There are trade offs to be had in every design choice.
When you have a "pure" OO language (see if you can get anyone to agree on what that is), when you do addition, rather than having the system get two numbers and add them, you are instead first invoking the add
method on the object and getting back a new one (making mutable Number Objects can make for difficult times).
An example of this would be the BigInteger class. Instead of int fourtyTwo = 6 * 7;
you've got BigInteger fourtyTwo = new BigInteger(6).multiply(new BigInteger(7));
You've created a total of three objects and done some math in the background. This is also a little bit of a mess, but thats just the semantics - you can hide that with operators, but its still doing all that work behind it.
From C2 Is Java Object Oriented the reason becomes clear:
Lastly, it is a hybrid to provide performance gains. Even though Smalltalk has an advanced virtual machine, its inability (when I was using it) to provide a machine-correlated bytecode for integer math placed a significant performance impact on its entire environment. Being a hybrid, Java cannot be called a true Object-Oriented language. But then, why does it matter? ;-) Use the right tool for the job and life will be happy!
You can see what is being mentioned there in some docs for SmallTalk:
Thus, math is not a special case in Smalltalk; it is done, exactly like everything else, by creating objects, and sending them messages. This may seem odd to the Smalltalk novice, but this regularity turns out to be quite a boon: once you've mastered just a few paradigms, all of the language “falls into place”. Before you go on to the next chapter, make sure you try math involving * (multiplication), - (subtraction), and / (division) also. These examples should get you started:
While yes, it does men that some things can be more elegant in the language design it also means that its going to be slower. From a talk on SmallTalk and Objective C:
What makes things slow?
- Small integer arithmetic
- Boxing
- Dynamic message lookup
- Memory management operations
Another example of this performance can be seen at the Language Benchmarks Game for Ruby vs Java - where Ruby implements the "pure" OO style math - messages are sent to the object to add rather than working with primitives. Note that in many cases Ruby is one or two orders of magnitude slower than Java. These benchmarks are all math heavy, and when looking at the Java code, they're all using primitives.
There are things you can do to speed that up, but its still less than optimal. Early Java was plagued by performance concerns. Making math that much slower would have been awful.
Lets look at a high performance Java architecture: LMAX. Every iota of performance was pulled out of this, in some cases rewriting some rather basic things.

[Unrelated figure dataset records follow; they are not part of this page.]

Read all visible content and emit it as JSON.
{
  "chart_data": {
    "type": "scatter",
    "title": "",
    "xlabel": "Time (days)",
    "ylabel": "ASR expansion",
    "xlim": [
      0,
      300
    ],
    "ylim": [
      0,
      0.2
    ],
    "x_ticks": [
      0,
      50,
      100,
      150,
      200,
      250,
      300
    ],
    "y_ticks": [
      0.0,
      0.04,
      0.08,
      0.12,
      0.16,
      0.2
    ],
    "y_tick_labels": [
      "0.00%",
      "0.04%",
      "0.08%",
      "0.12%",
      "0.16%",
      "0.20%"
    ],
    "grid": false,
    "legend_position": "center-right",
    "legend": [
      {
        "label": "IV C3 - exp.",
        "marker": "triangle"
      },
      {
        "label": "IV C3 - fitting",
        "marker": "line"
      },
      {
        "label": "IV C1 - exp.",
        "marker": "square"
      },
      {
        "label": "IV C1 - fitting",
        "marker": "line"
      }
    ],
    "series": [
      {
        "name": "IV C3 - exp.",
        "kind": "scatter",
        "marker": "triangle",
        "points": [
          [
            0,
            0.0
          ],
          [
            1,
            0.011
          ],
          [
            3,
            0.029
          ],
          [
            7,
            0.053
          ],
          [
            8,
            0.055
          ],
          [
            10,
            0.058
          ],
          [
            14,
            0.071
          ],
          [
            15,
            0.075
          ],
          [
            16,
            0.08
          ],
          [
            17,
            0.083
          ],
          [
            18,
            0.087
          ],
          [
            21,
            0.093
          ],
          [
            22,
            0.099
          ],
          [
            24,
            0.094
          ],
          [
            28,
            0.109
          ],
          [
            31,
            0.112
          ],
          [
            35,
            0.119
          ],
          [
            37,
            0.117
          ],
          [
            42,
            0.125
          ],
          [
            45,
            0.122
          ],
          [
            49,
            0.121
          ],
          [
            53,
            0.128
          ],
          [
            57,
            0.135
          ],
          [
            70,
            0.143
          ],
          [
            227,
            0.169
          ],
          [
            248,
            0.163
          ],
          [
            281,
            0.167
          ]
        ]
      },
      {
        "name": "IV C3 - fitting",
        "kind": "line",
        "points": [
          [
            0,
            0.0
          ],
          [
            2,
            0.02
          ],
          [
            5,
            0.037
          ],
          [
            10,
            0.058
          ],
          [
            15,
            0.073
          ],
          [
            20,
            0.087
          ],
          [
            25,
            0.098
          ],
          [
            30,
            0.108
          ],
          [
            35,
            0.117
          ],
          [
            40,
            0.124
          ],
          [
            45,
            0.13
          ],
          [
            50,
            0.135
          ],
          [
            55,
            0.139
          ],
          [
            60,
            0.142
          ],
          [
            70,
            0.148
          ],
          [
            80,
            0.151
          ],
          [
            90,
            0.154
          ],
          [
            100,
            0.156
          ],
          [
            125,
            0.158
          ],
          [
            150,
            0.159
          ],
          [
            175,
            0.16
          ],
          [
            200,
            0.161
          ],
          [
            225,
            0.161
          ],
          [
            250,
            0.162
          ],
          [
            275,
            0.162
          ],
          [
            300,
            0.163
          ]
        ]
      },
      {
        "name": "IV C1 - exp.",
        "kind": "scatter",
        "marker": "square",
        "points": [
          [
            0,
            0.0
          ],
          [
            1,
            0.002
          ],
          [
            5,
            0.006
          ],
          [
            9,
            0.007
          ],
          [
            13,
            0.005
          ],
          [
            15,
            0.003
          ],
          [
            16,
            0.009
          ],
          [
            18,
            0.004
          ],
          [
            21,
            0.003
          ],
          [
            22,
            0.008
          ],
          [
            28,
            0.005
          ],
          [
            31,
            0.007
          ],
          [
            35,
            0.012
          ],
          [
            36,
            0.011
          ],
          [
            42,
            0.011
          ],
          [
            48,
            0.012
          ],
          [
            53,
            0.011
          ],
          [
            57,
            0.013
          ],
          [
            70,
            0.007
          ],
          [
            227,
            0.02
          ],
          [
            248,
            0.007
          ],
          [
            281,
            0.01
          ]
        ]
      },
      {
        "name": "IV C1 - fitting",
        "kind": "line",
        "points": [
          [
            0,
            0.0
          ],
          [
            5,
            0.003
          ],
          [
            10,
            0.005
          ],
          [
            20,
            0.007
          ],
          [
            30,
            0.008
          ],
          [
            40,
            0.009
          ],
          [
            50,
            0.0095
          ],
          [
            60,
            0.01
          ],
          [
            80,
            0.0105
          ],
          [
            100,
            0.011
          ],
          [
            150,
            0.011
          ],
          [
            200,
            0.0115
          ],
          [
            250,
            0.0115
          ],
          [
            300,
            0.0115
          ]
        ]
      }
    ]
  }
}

It took a bit more cleverness to go up another order of magnitude. There are several things that the LMAX team found helpful to get there. One was to write custom implementations of the java collections that were designed to be cache-friendly and careful with garbage. An example of this is using primitive java longs as hashmap keys with a specially written array backed Map implementation (LongToObjectHashMap). In general they've found that choice of data structures often makes a big difference, Most programmers just grab whatever List they used last time rather than thinking which implementation is the right one for this context.
Writing a HashMap that could work on <long, Object>
rather than <Long, Object>
allowed for some significant performance gains by not having to do object based equality for two objects (could just use ==
) and avoiding a number of issues with garbage collection (look at your heap some time and count how many Long
objects are sitting around when you're heavily using HashMap
s).
Lastly consider that Java's hotspot optimizer will compile code to native when it needs to. The code produce by int fourtyTwo = 6 * 7
is much simpler and faster than the corresponding BigInteger fourtyTwo = new BigInteger(6).multiply(new BigInteger(7));
Its all about trade offs, and this was one where performance won out over "pure" elegance.